Monday, February 06, 2006

And the 2006 electoral campaign has started!

Last Thursday Chavez made a big “celebratory” event to commemorate his seven years in office. I suppose that those that cashed in where happy. The attendance lot seemed quite prosperous, far from that starved look of revolutionaries they harbored 7 years ago. They have learned how to wear the classic suit.

The speech through the unavoidable cadena lasted for hours. Apparently all the high feats needed to be recounted. And all the decibels, vulgarity, threats and bad jokes that accompany Chavez speech where there as this brilliant cartoon of Weil illustrates.



And while he was at it, Chavez launched his reelection campaign, several month before the official date. I would like to point out that next door Uribe has not really launched his own campaign. Actually, they have saddled him with all sorts of restrictions, something that Chavez in spite of the electoral law seems immune of. We know as of February 2 that any electoral restriction that will try to create a fair field for a presidential campaign will be broken through and through by Chavez. Why? Because the head of the Venezuelan Electoral Board, CNE, Jorge Rodriguez was in the attendance for all the speech and applauded as much as he could the pseudo achievements of Chavez.

You mean to say that the umpire of the electoral process was cheering the Chavez program and his new electoral bid? The umpire was witnessing all of these electoral violations and did not stand up and leave? An umpire? What umpire?

Today’s editorial of Teodoro Petkoff does not mince words. Spanish version here. I will only translate choice parts.

This was an act of clear electoral goals, where all speakers from Rangel [the V.P.] to anyone below did nothing else but to suck up to Chavez and where the key word of the festival (“Seven Years… For the time being”) obviously alluded to the reelection intention. Again: What was the president of the CNE doing in an event that was starting the Chavez campaign?

The president of the CNE _ just as from any public service _ not only must be honest but he must seem honest. It is clear that the participation of Jorge Rodriguez in this event and the posterior silence of the CNE in front of all the electoral violations of the Electoral Law that has perpetrated the Great Continuator [Teodoro knows how to coin expressions], does not go along in inspiring confidence to the electors as to the impartiality and honesty of the organization in charge of our elections. To the contrary, a CNE so visible partial is not even good for the government.

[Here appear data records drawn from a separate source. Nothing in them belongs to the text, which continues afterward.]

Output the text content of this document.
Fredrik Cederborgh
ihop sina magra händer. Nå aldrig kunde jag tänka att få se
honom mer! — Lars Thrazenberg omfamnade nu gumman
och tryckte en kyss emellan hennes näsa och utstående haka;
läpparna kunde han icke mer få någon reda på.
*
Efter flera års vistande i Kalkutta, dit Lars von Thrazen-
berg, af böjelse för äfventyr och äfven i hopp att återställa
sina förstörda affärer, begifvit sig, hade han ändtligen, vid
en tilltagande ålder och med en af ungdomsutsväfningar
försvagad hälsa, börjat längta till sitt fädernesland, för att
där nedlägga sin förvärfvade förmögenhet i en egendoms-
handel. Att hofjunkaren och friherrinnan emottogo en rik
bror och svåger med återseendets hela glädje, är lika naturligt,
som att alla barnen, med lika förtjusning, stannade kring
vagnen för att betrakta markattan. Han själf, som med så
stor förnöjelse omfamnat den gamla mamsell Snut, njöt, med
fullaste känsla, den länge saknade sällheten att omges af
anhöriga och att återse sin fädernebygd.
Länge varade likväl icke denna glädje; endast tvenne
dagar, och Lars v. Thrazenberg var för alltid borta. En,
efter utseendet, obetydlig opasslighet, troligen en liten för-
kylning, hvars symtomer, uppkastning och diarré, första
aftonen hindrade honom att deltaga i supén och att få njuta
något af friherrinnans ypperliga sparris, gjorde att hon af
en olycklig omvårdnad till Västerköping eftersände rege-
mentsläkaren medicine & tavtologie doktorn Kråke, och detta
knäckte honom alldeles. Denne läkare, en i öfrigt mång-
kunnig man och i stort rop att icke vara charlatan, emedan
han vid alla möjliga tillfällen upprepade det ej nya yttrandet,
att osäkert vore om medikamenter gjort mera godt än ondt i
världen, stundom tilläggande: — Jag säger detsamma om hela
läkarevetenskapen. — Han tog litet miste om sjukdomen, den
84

It is not that we are worried by the early start of Chavez campaign. It is evident that he is violating the law because he feels the ground shifting under himself and that the popular support is fraying. To ask from Chavez, this perpetual transgressor, to respect the law would be an exercise in naïveté. But the one we should demand to respect itself and the laws and the electoral calendar is the institution in charge of the elections.

This road can only increase the mistrust of the population. They are wrong those in the government who believe that only the opposition will abstain in front of an electoral process so perverse. The pedestrian chavismo will not want to win cheating. This chavismo also wishes for a clean game.